After decades of conflict, Iraq is seeking to reclaim a leadership role and status in the Arab world with a centrist policy and a determination among the country’s top leaders to maintain good relations with both Iran and the United States.
A flurry of recent diplomatic activity and high-profile visits to the Iraqi capital, including this month’s re-opening of a Saudi Consulate in Baghdad — for the first time in nearly 30 years — points to a new era of openness as the nation sheds its war image and re-engages with the world.
“Iraq is coming back to the neighborhood,” President Barham Salih told The Associated Press in a nearly hour-long interview last month. The veteran politician laid out a vision centered on an “Iraq First” policy, saying his country can no longer afford to be caught in regional disputes.
“For almost four decades Iraq was the domain in which everybody pursued their agenda at the expense of the Iraqi people. It’s time we say we need a new political order … in which Iraq must be an important pillar,” Salih said.
Iraq has emerged from a ruinous three-year war against the Islamic State group and faces the mammoth task of reconciling, rebuilding and returning tens of thousands of displaced to their homes. And while the extremists’ territorial “caliphate” has been defeated in Iraq and Syria, the militants have now shifted to an insurgency campaign of targeted assassinations, car bombings, and suicide attacks.
The issue of Iran-backed Shiite militias who fought IS alongside Iraqi security forces poses a challenge to the government’s central authority, and the country’s oil-based economy is suffering from wide-scale corruption.
“Iraq’s path to reclaiming a leadership role in the Arab world will depend on how successful its leaders are in tackling security and economic challenges at home,” Randa Slim, a senior fellow at the Washington-based Middle East Institute wrote recently.
Amid rapidly escalating tensions between the U.S. and Iran, Iraq also needs to maintain a delicate balance with the two as Baghdad has strong ties with both countries.
The dynamics are complex.
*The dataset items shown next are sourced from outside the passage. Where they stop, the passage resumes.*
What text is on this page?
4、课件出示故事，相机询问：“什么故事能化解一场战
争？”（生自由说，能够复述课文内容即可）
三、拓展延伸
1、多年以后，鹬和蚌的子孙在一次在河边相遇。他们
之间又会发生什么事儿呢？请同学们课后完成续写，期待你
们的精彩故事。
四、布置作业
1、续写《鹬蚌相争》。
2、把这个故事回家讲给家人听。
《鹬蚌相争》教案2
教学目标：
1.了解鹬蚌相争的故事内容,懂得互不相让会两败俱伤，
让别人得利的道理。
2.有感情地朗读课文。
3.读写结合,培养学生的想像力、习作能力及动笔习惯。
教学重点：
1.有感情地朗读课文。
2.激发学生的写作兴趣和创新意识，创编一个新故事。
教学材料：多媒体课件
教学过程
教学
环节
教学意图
The Shiite-majority country lies on the fault line between Shiite Iran and the mostly Sunni Arab world, led by powerhouse Saudi Arabia, and has long been a theater in which Saudi-Iran rivalry for regional supremacy played out. Relations have been particularly frosty with Riyadh, which broke relations with Baghdad following Saddam Hussein’s invasion of Kuwait in 1990 and never really warmed much as Iraq was increasingly pulled into Iran’s orbit in later years.
Iraq needs much help and investment to rebuild its cities — something it can only get from oil- and gas-rich Gulf countries, including Saudi Arabia. But it can also ill afford to alienate Iran, which holds enormous political and military sway in Iraq through powerful militias and pro-Iran politicians.
“We have 1,400 kilometers of borders with Iran, we simply cannot ignore that reality,” Salih said, adding that it’s in Iraq’s national interest to nurture good relations with Iran, with which Iraq fought an eight-year war in the ’80s. He said Iraq, however, was also keen on good relations with Turkey, Saudi Arabia and other regional countries.
Mindful of the need to counter Iran’s growing influence in the region in the post-IS order, Saudi officials have sought closer ties with Iraq, and last week sent a high-level delegation to Baghdad where the kingdom’s consulate was inaugurated.
The Saudi delegation’s visit followed a trip to Baghdad last month by Iranian President Hassan Rouhani during which the two sides signed several agreement designed to boost bilateral relations.
It’s a stark contrast from past years when Baghdad was shunned and isolated, first because of international sanctions after Saddam Hussein’s 1990 invasion of neighboring Kuwait, and later, after the U.S.-led invasion that toppled him, when Iraq sank into cycles of sectarian bloodletting.
Amid the violence, international dignitaries avoided visits to the Iraqi capital, and when they did, made them brief and unannounced for security considerations.
In 2007, U.N. chief Ban Ki-moon famously ducked behind the podium during a live press conference with the prime minister at the time, Nouri al-Malki, as a rocket slammed outside the building.
Now, Iraqi leaders say their country is not part of any regional conflict.
Prime Minister Adel Abdul-Mahdi in his first foreign trip last month traveled to Cairo to meet with Egyptian President Abdel-Fattah el-Sissi. They were joined by Jordanian King Abdullah II for a tripartite summit on measures to strengthen economic cooperation. On Tuesday, Abdul-Mahdi announced he will soon be visiting Saudi Arabia to sign several agreements.
Some are even suggesting that Iraq could play a mediating role between regional foes.
Lebanon’s parliament Speaker Nabih Berri, on a visit to Baghdad earlier this month, said Iraq is a unique position to play an important regional role “in the reconciliation between the kingdom of Saudi Arabia and the Islamic Republic of Iran.”
Watheq al-Hashemi, an Iraqi political analyst, said it’s an opportunity for Iraq to again become an important regional player.
But for that to happen, Iraqi politicians “need to put country before sect and act as statesmen,” something he says they’ve had trouble doing for a long time.